To sync a real coin to Arbitrum, the smart contract must be the same, otherwise it would get super crazy, technologically, to have to index 20,000 different crapcoins on Ethereum and only a handful on Arbitrum and then try to link everything together across chains. But if you do that, create an Ethereum token on mainnet and the address is not indexed by the CMC search system on Arbitrum yet, but still synced on-chain on Arbitrum, you can still locate it on Arbitrum with the Ethereum smart contract address. Bingo. They didn’t think I would know that… The timing was quite literally, perfect. I saw the real coin before I saw the fake LP on Arbitrum. I saw the fake Arbitrum LP pool after I had already purchased the real coin on Ethereum.
They probably thought I’d see the Arb LP Pool, grab its contract address, and plug that into Ethereum to grab the wrong coin or get confused because it was gone. They were trying to hack the timing of the blockchain sync between Ethereum, Arbitrum, and CMC’s web search indexing from both chains.

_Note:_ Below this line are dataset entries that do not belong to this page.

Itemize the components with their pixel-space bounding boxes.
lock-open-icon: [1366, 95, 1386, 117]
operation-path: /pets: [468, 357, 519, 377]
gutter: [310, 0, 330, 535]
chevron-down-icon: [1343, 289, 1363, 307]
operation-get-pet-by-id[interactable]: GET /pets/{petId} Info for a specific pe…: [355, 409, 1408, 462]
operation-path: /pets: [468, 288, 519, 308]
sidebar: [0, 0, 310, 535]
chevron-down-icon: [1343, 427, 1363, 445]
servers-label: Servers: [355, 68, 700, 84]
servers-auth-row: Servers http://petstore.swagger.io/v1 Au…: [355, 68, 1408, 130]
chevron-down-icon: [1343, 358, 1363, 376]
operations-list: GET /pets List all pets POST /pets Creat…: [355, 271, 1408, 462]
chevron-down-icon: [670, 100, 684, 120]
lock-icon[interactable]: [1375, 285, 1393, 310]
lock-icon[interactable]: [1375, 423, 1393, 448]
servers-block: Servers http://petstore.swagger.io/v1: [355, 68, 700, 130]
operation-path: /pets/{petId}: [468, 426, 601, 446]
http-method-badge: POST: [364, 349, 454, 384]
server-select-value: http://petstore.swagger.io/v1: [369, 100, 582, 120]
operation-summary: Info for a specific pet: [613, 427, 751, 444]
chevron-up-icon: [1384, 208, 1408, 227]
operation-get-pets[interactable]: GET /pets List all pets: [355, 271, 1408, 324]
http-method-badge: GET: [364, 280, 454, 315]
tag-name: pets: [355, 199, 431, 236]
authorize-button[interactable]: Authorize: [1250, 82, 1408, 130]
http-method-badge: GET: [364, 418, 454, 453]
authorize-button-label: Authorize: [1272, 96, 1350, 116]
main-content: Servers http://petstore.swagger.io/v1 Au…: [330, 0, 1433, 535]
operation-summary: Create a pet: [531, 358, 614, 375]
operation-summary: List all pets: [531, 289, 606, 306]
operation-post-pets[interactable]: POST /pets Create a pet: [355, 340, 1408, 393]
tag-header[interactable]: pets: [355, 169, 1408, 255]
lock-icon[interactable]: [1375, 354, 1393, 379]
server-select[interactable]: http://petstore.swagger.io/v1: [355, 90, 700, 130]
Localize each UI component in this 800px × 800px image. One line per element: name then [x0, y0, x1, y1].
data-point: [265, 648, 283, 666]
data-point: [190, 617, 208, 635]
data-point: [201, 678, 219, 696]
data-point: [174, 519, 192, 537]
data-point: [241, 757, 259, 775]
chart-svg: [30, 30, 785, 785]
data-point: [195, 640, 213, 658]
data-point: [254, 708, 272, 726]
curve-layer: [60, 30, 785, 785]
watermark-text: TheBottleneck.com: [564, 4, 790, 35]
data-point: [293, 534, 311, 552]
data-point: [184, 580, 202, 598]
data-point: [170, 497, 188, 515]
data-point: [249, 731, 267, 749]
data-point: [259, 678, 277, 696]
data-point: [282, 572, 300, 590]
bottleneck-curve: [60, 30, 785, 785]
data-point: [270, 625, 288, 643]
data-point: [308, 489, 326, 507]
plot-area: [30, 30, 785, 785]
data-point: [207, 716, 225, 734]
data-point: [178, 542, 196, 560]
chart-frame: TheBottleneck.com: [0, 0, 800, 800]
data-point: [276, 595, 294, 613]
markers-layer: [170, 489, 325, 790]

It doesn’t matter what it looks like, it only matters that things are the same across chains. Immutable. Changeless. Like Smart Contract IDs. But I’m not automated, I just think like they do, so I used that and single biggest tenant of crypto to outsmart these fucks. I’m just smart af. I did all my own research and I made sure the coin was the right one on the right blockchain. They are just too impatient to miss out on potential of billions so they messed up and I could tell.